We love building decks. It is a combination of structural work and finish carpentry and it involves big lumber and often, fine finishes. If you are really a carpenter you should love building decks, too.
We maintain a number of standards when building decks that exceed basic building code requirements. For instance, we always flash any substantial wood to wood contact areas with a waterproof membrane. This is because wood swells when it gets wet and any large wood to wood contact areas will retain water for months at a time, perhaps even all year round if the area gets impacted with dirt. Even a minimal membrane will do a lot to prevent a situation that will lead to dry rot.
There are a lot of other details we insist on like sturdy railings to keep partying teenagers in and substantial steel connections where it really matters most. The short version is we build decks to last a long time.
If you want to use redwood for your deck, we usually buy it at a specialty suppler – the stuff at Home Depot is junk and the stuff at regular lumberyards is often a bit overpriced. They sell several grades, and just to make things confusing, different suppliers have different naming systems sometimes. For budgeting purposes it’s about 2 linear foot per square foot of deck. I know these prices are out of date a bit – prices rose recently, but for comparison, here are some linear foot prices:
Conheart – $1.69 (5/12/11) – this is the lowest grade I’d recommend. No sapwood. Most decks are built out of this
There are higher grades of redwood but the pricing rises quickly. The next grade up is “Select Heart” and there is also “Heart B” or some yards call it VTK for Very tight knots.
Other Decking materials
A similar material that we love to use (because it smells so nice) is Alaskan Yellow Cedar. Availability is sporadic but sometimes it’s available for shockingly cheap. Then there are the tropical hardwoods, like Ipe. A nice thing about them is that they can span a longer distance between the joists below and not feel springy. A less nice thing is that they are at least double the cost of conheart redwood and it usually is installed with stainless steel screws, which are expensive. A great place to look at different tropical decking materials is Ecosource in West Oakland. (Old timers know it by the old name Plywood and Lumber Sales). There are also new kinds of pressure treated decking that don’t have all the rough holes you generally find on regular pressure treated lumber.
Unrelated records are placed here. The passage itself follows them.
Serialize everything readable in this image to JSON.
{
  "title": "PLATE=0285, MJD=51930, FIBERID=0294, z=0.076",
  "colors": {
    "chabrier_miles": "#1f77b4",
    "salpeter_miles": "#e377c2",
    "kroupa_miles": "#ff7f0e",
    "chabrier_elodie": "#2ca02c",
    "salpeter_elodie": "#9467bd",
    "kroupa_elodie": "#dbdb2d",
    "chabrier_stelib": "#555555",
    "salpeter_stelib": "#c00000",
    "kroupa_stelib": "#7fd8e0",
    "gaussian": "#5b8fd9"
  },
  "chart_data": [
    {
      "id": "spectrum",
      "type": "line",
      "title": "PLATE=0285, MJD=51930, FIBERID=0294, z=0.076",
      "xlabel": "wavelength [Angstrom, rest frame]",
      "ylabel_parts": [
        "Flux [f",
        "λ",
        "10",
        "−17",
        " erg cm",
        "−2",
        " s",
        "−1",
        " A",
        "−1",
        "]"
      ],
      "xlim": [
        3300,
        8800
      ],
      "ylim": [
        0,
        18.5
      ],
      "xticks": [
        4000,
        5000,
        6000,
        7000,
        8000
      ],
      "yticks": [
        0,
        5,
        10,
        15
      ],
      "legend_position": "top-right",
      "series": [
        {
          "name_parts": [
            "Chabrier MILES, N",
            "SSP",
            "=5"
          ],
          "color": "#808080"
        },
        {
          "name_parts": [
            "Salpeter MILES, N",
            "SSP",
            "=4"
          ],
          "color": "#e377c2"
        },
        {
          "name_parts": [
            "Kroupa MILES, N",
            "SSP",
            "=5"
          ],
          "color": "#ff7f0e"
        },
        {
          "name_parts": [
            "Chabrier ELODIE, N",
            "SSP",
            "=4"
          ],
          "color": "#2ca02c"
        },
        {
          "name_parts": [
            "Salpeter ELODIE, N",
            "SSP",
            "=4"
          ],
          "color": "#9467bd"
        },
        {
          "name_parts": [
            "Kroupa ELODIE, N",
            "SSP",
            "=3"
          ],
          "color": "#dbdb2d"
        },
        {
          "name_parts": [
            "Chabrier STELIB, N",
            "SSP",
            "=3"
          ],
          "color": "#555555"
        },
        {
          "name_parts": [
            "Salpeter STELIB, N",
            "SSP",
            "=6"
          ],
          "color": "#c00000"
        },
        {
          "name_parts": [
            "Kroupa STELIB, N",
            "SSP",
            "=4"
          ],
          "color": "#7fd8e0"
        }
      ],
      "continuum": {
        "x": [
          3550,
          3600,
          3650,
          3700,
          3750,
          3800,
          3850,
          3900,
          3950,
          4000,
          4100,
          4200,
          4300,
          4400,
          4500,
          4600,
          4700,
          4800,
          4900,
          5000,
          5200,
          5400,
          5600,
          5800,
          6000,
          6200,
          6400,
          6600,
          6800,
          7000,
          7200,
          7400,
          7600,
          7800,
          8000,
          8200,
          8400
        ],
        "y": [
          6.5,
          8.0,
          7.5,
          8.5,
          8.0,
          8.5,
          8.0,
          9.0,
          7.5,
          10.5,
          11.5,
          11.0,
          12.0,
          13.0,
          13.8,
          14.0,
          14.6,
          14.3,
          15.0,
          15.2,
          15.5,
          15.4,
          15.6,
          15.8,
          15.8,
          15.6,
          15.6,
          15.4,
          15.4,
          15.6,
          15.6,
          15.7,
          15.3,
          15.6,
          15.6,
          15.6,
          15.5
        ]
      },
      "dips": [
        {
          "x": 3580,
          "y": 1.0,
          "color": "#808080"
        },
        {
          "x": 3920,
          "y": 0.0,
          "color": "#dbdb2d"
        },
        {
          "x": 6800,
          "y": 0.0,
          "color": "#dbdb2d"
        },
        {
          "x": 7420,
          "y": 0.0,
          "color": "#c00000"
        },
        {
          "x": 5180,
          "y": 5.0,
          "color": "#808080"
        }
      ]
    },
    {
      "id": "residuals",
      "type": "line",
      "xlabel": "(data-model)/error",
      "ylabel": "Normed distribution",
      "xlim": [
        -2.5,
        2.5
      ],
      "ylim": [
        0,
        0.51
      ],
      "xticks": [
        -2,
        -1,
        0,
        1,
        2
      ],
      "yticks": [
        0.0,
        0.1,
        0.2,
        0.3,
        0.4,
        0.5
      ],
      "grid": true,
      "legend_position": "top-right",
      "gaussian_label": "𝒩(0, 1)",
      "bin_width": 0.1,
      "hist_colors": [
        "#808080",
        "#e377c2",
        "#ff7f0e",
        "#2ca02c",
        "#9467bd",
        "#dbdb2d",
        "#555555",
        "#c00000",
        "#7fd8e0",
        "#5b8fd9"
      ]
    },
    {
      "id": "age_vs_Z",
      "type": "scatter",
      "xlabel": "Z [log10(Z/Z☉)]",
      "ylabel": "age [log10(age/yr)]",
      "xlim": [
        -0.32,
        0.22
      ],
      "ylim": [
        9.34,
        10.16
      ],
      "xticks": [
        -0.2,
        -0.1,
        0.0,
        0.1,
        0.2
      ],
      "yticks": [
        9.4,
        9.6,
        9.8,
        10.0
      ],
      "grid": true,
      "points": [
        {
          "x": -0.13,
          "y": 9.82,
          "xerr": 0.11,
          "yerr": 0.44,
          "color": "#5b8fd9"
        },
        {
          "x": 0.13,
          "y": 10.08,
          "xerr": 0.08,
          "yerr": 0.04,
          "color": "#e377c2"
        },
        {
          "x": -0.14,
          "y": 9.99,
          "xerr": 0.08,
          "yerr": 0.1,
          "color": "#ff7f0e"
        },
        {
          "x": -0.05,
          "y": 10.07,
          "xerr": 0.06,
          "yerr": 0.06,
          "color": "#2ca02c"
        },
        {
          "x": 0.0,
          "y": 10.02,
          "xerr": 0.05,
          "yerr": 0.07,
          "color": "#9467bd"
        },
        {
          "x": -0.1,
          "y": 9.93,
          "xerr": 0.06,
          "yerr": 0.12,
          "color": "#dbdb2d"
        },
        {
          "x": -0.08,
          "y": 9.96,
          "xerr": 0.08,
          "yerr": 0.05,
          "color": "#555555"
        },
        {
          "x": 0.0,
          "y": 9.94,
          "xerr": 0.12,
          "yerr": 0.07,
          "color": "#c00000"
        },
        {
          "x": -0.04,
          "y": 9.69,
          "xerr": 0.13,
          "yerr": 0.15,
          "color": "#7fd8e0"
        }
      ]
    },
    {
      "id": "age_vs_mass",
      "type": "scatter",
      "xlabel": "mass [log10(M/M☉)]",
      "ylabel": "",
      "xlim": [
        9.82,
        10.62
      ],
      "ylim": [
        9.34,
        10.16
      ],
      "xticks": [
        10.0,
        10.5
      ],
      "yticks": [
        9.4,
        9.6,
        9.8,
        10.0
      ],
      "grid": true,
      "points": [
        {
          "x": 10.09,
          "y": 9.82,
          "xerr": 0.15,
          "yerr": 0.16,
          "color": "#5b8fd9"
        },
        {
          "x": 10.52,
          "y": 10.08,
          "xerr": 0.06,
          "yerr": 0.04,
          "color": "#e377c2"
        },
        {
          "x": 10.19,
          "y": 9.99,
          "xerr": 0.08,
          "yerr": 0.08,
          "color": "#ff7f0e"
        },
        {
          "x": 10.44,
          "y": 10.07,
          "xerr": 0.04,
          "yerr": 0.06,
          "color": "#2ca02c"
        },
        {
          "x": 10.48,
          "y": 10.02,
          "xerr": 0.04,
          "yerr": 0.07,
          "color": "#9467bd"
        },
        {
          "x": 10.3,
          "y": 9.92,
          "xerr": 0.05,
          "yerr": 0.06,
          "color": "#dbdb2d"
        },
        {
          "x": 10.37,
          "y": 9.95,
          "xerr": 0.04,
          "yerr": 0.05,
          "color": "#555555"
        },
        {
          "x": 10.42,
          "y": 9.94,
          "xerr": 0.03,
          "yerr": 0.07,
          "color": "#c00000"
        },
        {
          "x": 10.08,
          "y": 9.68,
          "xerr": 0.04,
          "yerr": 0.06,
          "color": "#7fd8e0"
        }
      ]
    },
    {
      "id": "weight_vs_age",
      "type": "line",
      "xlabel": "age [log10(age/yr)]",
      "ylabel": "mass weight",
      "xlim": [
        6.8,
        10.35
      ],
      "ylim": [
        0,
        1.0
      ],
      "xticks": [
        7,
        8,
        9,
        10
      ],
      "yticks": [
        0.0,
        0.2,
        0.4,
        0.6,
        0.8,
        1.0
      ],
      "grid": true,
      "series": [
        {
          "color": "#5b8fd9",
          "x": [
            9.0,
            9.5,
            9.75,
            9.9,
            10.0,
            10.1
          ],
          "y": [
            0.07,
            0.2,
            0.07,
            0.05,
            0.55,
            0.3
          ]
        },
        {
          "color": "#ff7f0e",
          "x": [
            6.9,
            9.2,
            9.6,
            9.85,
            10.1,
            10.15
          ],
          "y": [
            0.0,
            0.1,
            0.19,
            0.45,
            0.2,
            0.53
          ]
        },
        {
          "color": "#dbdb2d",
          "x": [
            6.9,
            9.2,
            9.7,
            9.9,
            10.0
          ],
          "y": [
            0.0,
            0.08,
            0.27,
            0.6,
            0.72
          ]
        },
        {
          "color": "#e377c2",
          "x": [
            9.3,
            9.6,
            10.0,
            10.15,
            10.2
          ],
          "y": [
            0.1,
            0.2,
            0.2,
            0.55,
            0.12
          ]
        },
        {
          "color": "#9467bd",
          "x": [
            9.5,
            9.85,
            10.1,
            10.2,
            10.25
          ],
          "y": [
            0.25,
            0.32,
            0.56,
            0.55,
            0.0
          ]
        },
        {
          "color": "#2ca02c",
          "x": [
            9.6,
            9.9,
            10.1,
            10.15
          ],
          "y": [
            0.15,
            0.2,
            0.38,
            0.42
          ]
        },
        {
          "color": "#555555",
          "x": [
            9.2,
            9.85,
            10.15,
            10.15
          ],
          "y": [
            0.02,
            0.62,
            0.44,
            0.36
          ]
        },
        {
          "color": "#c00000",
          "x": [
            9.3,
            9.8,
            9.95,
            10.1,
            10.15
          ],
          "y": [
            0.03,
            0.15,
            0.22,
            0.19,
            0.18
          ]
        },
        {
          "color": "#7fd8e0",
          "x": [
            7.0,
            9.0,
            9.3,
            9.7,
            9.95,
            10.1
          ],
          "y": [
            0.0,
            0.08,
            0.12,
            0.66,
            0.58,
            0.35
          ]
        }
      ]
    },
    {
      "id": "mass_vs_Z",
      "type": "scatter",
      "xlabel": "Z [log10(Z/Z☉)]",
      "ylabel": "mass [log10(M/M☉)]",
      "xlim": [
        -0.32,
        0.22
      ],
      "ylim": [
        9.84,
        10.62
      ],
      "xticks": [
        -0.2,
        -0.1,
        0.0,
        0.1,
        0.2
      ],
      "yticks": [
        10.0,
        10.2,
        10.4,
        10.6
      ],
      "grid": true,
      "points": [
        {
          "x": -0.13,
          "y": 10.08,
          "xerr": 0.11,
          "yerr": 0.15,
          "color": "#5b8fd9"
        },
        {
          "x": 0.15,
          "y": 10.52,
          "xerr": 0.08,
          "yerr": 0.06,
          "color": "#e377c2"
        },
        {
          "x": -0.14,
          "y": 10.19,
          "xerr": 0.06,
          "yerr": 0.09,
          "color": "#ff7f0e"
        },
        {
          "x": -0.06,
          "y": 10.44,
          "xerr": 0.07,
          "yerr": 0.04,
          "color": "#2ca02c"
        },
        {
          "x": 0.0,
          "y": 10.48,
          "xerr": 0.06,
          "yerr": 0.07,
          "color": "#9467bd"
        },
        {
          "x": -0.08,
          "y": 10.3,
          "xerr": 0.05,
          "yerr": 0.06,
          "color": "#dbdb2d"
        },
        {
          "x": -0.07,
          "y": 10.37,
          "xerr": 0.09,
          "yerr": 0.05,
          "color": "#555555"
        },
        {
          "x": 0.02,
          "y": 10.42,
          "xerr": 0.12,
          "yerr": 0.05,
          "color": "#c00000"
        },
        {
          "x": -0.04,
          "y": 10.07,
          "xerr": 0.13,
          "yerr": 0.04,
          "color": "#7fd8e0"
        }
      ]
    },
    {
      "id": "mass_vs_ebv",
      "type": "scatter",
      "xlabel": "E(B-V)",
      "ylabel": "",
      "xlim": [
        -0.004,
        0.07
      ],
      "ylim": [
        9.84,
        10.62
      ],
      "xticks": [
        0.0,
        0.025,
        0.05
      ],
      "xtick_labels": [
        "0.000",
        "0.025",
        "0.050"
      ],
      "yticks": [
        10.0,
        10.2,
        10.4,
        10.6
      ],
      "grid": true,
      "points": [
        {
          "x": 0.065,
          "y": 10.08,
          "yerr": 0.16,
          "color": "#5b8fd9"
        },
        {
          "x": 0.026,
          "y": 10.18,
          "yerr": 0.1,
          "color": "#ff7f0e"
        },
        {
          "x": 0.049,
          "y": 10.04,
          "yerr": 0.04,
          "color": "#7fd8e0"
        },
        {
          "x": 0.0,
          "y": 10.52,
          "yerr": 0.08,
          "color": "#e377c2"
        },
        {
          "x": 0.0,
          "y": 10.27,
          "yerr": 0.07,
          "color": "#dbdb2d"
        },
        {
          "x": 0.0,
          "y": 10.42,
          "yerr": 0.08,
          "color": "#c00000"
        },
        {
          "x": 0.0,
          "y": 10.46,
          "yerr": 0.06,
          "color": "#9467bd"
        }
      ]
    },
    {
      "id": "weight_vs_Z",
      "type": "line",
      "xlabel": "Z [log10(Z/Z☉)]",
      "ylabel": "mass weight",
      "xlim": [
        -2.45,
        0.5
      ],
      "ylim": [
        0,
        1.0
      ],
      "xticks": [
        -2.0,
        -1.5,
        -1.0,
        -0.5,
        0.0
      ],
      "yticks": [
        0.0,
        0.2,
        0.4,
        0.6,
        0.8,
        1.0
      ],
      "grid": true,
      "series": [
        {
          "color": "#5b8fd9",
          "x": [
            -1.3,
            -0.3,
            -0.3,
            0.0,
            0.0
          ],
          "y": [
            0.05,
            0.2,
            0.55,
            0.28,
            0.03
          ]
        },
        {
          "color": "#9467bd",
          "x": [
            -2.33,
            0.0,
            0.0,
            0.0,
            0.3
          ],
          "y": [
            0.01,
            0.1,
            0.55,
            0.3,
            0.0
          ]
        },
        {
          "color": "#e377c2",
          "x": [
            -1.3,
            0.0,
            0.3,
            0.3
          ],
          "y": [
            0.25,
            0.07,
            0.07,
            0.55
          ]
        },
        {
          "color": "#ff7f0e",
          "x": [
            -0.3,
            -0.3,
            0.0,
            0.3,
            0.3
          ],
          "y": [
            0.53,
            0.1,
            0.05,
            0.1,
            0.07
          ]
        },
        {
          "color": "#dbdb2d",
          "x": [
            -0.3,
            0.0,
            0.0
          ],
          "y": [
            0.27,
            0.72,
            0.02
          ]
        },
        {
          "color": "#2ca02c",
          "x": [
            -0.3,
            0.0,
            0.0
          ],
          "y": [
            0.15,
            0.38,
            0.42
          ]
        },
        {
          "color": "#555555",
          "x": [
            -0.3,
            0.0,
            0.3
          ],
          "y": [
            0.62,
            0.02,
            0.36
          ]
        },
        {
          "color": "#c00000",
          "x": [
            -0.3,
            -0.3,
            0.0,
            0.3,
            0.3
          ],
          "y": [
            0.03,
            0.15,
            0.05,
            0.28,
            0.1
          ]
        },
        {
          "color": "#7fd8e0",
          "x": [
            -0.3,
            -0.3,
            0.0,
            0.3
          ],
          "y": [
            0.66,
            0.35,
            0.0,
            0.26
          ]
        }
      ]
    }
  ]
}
One thing, though, is that any cuts we have to make just get a bit of preservative painted on, which is not the same at all as the factory treatment, which is done at high pressure over a period of time.
The first big product on the market was Trex. New trex looks a lot nicer than the old Trex did, and it’s available in a number of different finishes and colors. There are a few popular competitors now like Timbertech and Fiberon. There is no way anybody will look at it closely and think it’s wood. On the other hand, it is very durable and does not ever need to be re-stained or oiled.
There is also the option of using hidden fasteners. This is done with hardware under the deck that allows the screw to be installed from underneath. It looks nicer, is much nicer on bare feet and lasts longer (decks often start to deteriorate first at the screw holes) but it takes longer to do. There are several different systems on the market.
The standard railing on most decks is 2×2 redwood ballusters (pickets) every 3-4 inches, but there are a lot of options. If you have a nice view, a popular option is stainless steel wire railings. If you do opt for a stainless steel system, we take a few extra steps, such as tying all the wood posts together at the top with steel – and we weld the corners. But there are a lot of options out here and if you see one you like, take a photo and we can build it.